Pour que ce soit plus facile, je vais commencer par vous parler de deux pompes à chaleur particulières qui sont l’une dans presque tous les logements, le réfrigérateur, et l’autre qui est très répandue dans les voitures, la climatisation.

    Il faut d’abord se rappeler quelques lois de physique :

1)   - Lorsqu’on compresse un gaz dans un récipient clos, sa température augmente : il récupère l’énergie dépensée pour le comprimer.
2)   - Lorsqu’on refroidit ce gaz comprimé, les molécules se rapprochent et à une certaine température il devient liquide.

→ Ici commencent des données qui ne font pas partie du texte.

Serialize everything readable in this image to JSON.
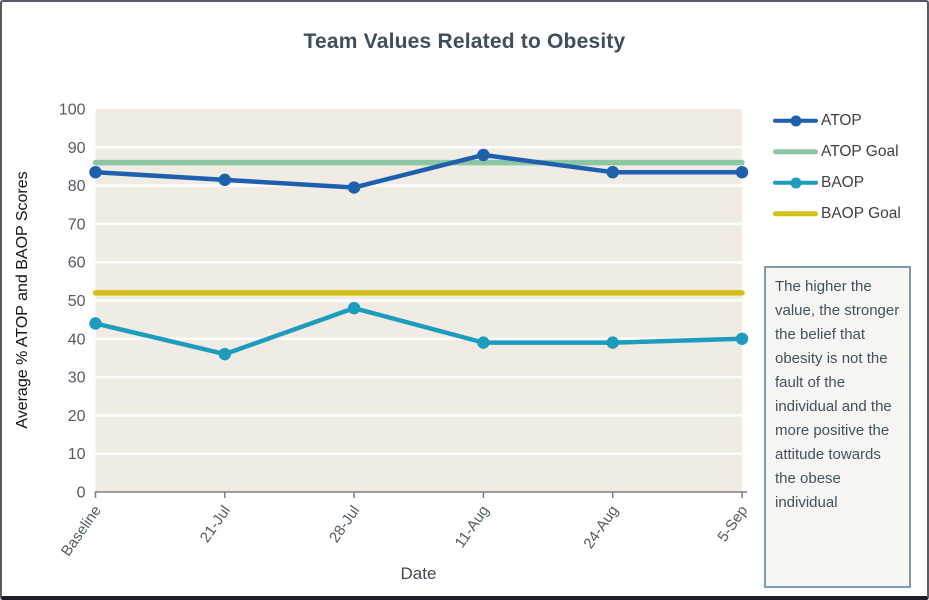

       En se liquéfiant le gaz libère de la chaleur : la chaleur de liquéfaction (constante Lc dépendant de la nature du gaz, exprimée en calories par gramme).
3)  - Lorsqu’on détend un liquide très comprimé à travers un mince orifice, il se fractionne en petites gouttelettes qui s’évaporent.

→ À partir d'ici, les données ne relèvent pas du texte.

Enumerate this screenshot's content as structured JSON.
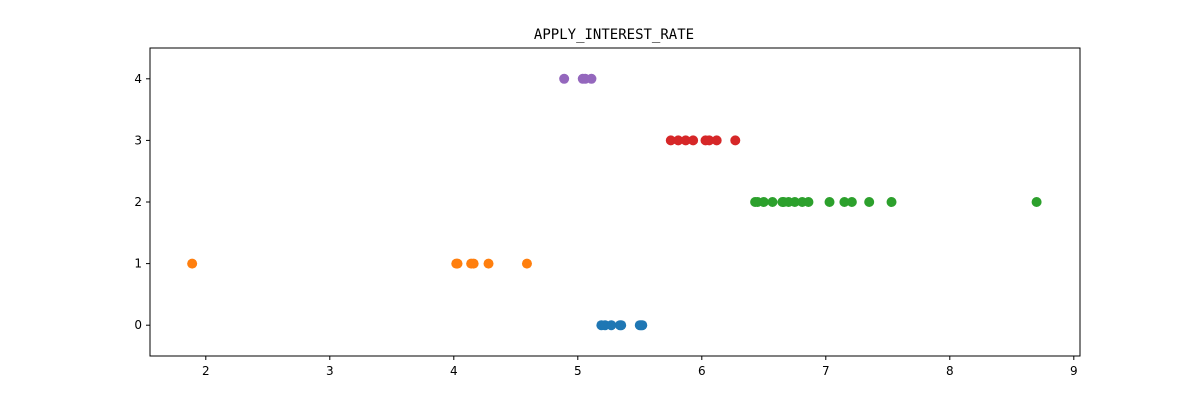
{
  "chart_data": {
    "type": "scatter",
    "title": "APPLY_INTEREST_RATE",
    "xlabel": "",
    "ylabel": "",
    "xlim": [
      1.55,
      9.05
    ],
    "ylim": [
      -0.5,
      4.5
    ],
    "x_ticks": [
      2,
      3,
      4,
      5,
      6,
      7,
      8,
      9
    ],
    "y_ticks": [
      0,
      1,
      2,
      3,
      4
    ],
    "grid": false,
    "legend": "none",
    "series": [
      {
        "color": "#1f77b4",
        "points": [
          {
            "x": 5.19,
            "y": 0
          },
          {
            "x": 5.22,
            "y": 0
          },
          {
            "x": 5.27,
            "y": 0
          },
          {
            "x": 5.34,
            "y": 0
          },
          {
            "x": 5.35,
            "y": 0
          },
          {
            "x": 5.5,
            "y": 0
          },
          {
            "x": 5.51,
            "y": 0
          },
          {
            "x": 5.52,
            "y": 0
          }
        ]
      },
      {
        "color": "#ff7f0e",
        "points": [
          {
            "x": 1.89,
            "y": 1
          },
          {
            "x": 4.02,
            "y": 1
          },
          {
            "x": 4.03,
            "y": 1
          },
          {
            "x": 4.14,
            "y": 1
          },
          {
            "x": 4.16,
            "y": 1
          },
          {
            "x": 4.28,
            "y": 1
          },
          {
            "x": 4.59,
            "y": 1
          }
        ]
      },
      {
        "color": "#2ca02c",
        "points": [
          {
            "x": 6.43,
            "y": 2
          },
          {
            "x": 6.45,
            "y": 2
          },
          {
            "x": 6.5,
            "y": 2
          },
          {
            "x": 6.57,
            "y": 2
          },
          {
            "x": 6.65,
            "y": 2
          },
          {
            "x": 6.66,
            "y": 2
          },
          {
            "x": 6.7,
            "y": 2
          },
          {
            "x": 6.75,
            "y": 2
          },
          {
            "x": 6.81,
            "y": 2
          },
          {
            "x": 6.86,
            "y": 2
          },
          {
            "x": 7.03,
            "y": 2
          },
          {
            "x": 7.15,
            "y": 2
          },
          {
            "x": 7.21,
            "y": 2
          },
          {
            "x": 7.35,
            "y": 2
          },
          {
            "x": 7.53,
            "y": 2
          },
          {
            "x": 8.7,
            "y": 2
          }
        ]
      },
      {
        "color": "#d62728",
        "points": [
          {
            "x": 5.75,
            "y": 3
          },
          {
            "x": 5.81,
            "y": 3
          },
          {
            "x": 5.87,
            "y": 3
          },
          {
            "x": 5.93,
            "y": 3
          },
          {
            "x": 6.03,
            "y": 3
          },
          {
            "x": 6.06,
            "y": 3
          },
          {
            "x": 6.12,
            "y": 3
          },
          {
            "x": 6.27,
            "y": 3
          }
        ]
      },
      {
        "color": "#9467bd",
        "points": [
          {
            "x": 4.89,
            "y": 4
          },
          {
            "x": 5.04,
            "y": 4
          },
          {
            "x": 5.06,
            "y": 4
          },
          {
            "x": 5.11,
            "y": 4
          }
        ]
      }
    ]
  }
}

      En se vaporisant le gaz absorbe de la chaleur : la chaleur de vaporisation (constante Lv dépendant de la nature du gaz, exprimée en calories par gramme).
4)  - La température est une mesure de l’excitation des molécules qui composent un liquide ou un gaz. Les plus excitées ont tendance à transmettre l’énergie aux plus calmes.      
      La chaleur passe donc spontanément des corps les plus chauds aux corps les plus froids par l’intermédiaire de l’air ou du liquide qui les entoure.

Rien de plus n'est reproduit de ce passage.